The blood of the young is known to contain a variety of elements which are absent in that of the old and elderly. It is no news that youngsters are less likely to attract diseases and infections owing to their new and strong immune system. Their bodies have the power and capability to withstand the effects of any viruses or bacteria which they might encounter.
Recently there has been news of young blood being utilized to address the effects of ageing. Ageing brings with it a blast of other issues, and some of these can be avoided with good immunity to keep illnesses at bay. The blood of the young is a good alternative to consider when dealing with ageing and its effects.
Is young blood known to counter the effects of ageing?
The phrase ‘introducing new blood’ is a common idiom describing the obvious benefits of youth. A fresh outcome is needed in everyday life too, and not just to counter worsening health conditions. Speaking of it literally, fresh and young blood does bring about new energy and new life to the otherwise old blood already present in the ageing body. The studies conducted on animals definitely proved that there is truly some benefit in introducing new blood in old people.
Let us find out how.
What is the process?
When scientists say ‘young blood’ they mean only the blood plasma from the young person and not their whole blood. Blood plasma is only the watery part devoid of RBCs. It has enough nourishment to benefit an aged person. 2-litre blood plasma is transferred from one person to another, and its effects are noted. More often than not, the effects are advantageous.
Another important aspect of the treatment is the state of mind of the person. If the individual believes that the process will do good for them, it certainly will. And if they believe otherwise, the after-effects will be as good as nil. This can also be compared to a placebo effect, except there is an actual process going on which is bound to bring good results.
Is there any scientific evidence backing up this claim?
A study conducted on mice came to light very recently. Scientists had the blood of a young mouse injected into an old one. The old mouse was then kept under observation and its actions were noted. Based on the observations, it was later concluded that the old mouse showed apparent signs of youth and better physical condition than before, within a month.
Karmazin, a 32-year-old Princeton graduate, and David C. Wright, a 66-year-old physician took it upon themselves to reveal the effects blood transfusion from the young to the old. The latter injected 25 people with young blood and studied the aftermath of it. This study was conducted on the lines of the one conducted on mice. In one month, a majority of the old individuals, who were infused with healthy blood plasma, depicted signs of youthfulness and betterment of health.
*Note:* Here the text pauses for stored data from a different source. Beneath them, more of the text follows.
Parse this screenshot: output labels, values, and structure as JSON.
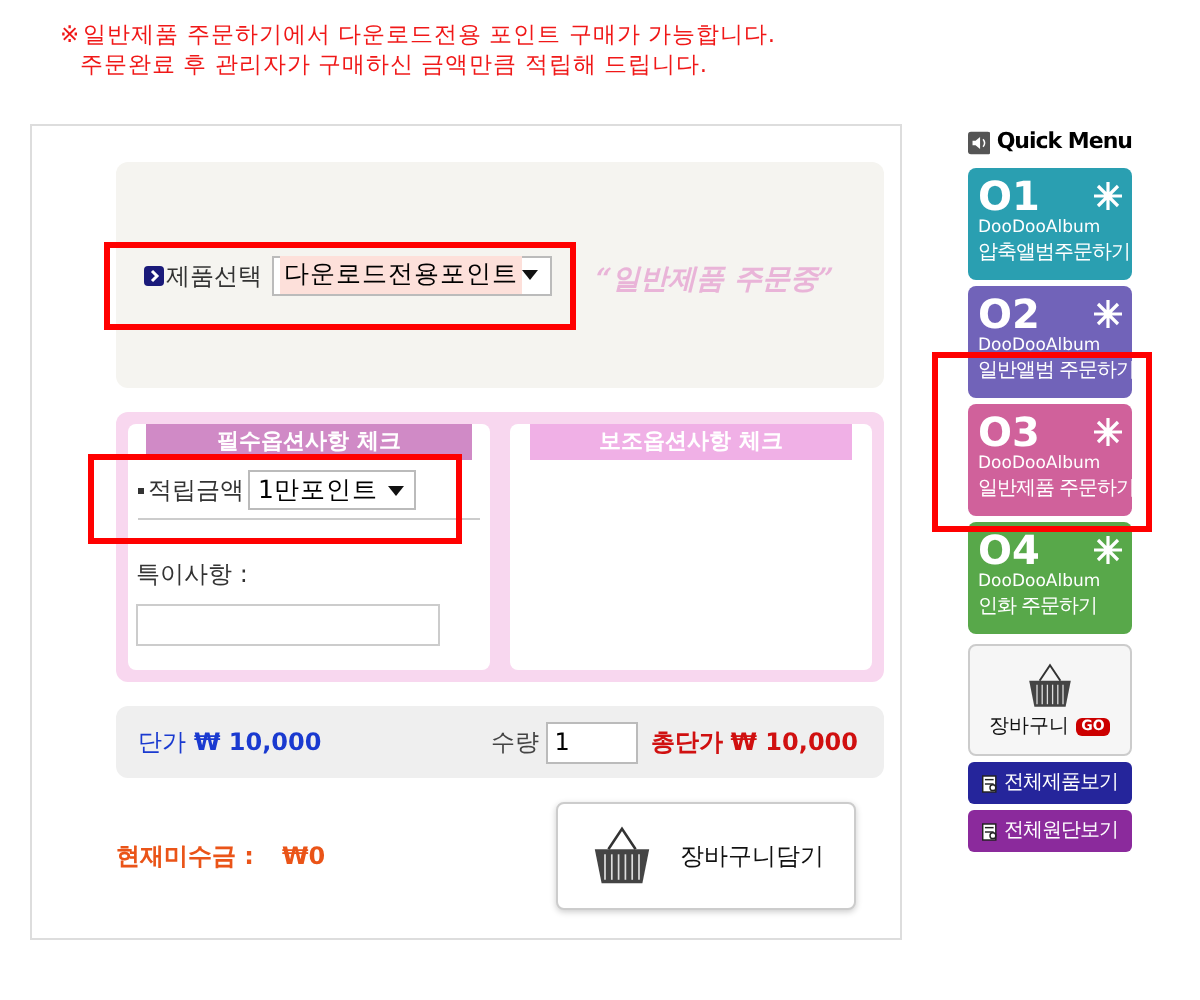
{
  "notice": {
    "mark": "※",
    "lines": [
      "일반제품 주문하기에서 다운로드전용 포인트 구매가 가능합니다.",
      "주문완료 후 관리자가 구매하신 금액만큼 적립해 드립니다."
    ]
  },
  "product": {
    "label": "제품선택",
    "value": "다운로드전용포인트",
    "highlighted": true,
    "status_text": "“일반제품 주문중”"
  },
  "required_options": {
    "title": "필수옵션사항 체크",
    "amount_label": "적립금액",
    "amount_value": "1만포인트",
    "highlighted": true,
    "note_label": "특이사항 :"
  },
  "optional_options": {
    "title": "보조옵션사항 체크"
  },
  "price": {
    "unit_label": "단가",
    "unit_value": "₩ 10,000",
    "qty_label": "수량",
    "qty_value": "1",
    "total_label": "총단가",
    "total_value": "₩ 10,000"
  },
  "unpaid": {
    "label": "현재미수금 :",
    "value": "₩0"
  },
  "cart_button": {
    "label": "장바구니담기"
  },
  "quick_menu": {
    "title": "Quick Menu",
    "items": [
      {
        "number": "O1",
        "brand": "DooDooAlbum",
        "label": "압축앨범주문하기",
        "color": "#2a9fb1",
        "highlighted": false
      },
      {
        "number": "O2",
        "brand": "DooDooAlbum",
        "label": "일반앨범 주문하기",
        "color": "#7163b9",
        "highlighted": false
      },
      {
        "number": "O3",
        "brand": "DooDooAlbum",
        "label": "일반제품 주문하기",
        "color": "#d0619b",
        "highlighted": true
      },
      {
        "number": "O4",
        "brand": "DooDooAlbum",
        "label": "인화 주문하기",
        "color": "#58a84a",
        "highlighted": false
      }
    ],
    "cart": {
      "label": "장바구니",
      "badge": "GO"
    },
    "links": [
      {
        "label": "전체제품보기",
        "color": "#25259b"
      },
      {
        "label": "전체원단보기",
        "color": "#8b2a9c"
      }
    ]
  }
}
They were also found saying that they feel younger and more energetic than before, and also showed improved health benefits.
Controversies associated with young blood transfusion:
Many scientists are of the opinion that Karmazin’s initiative is next to nothing since it is not efficiently designed and its conclusions are vague. Karmazin also launched a campaign ’pay-to-participate’ which pays individuals, adults those below 25 and above 35, to participate in the process of this blood transfusion. These scientists also claim that Karmazin’s campaign is nothing but a scam set up to loot people of their money. The truth will unfold itself only when the results of the experiment come out in the open.
What can we expect?
Who does not want to live a long life filled with nothing but happy and disease-free days? This is the sole reason why efforts are being put in to make this far-fetched dream possible. Ageing is an inevitable and unavoidable process. One cannot simply live out their peers by a large margin. With increasing age comes the onset of various illnesses and diseases. Though it is next to impossible to cease the process of ageing, one can at least try and make their days fruitful and worthwhile.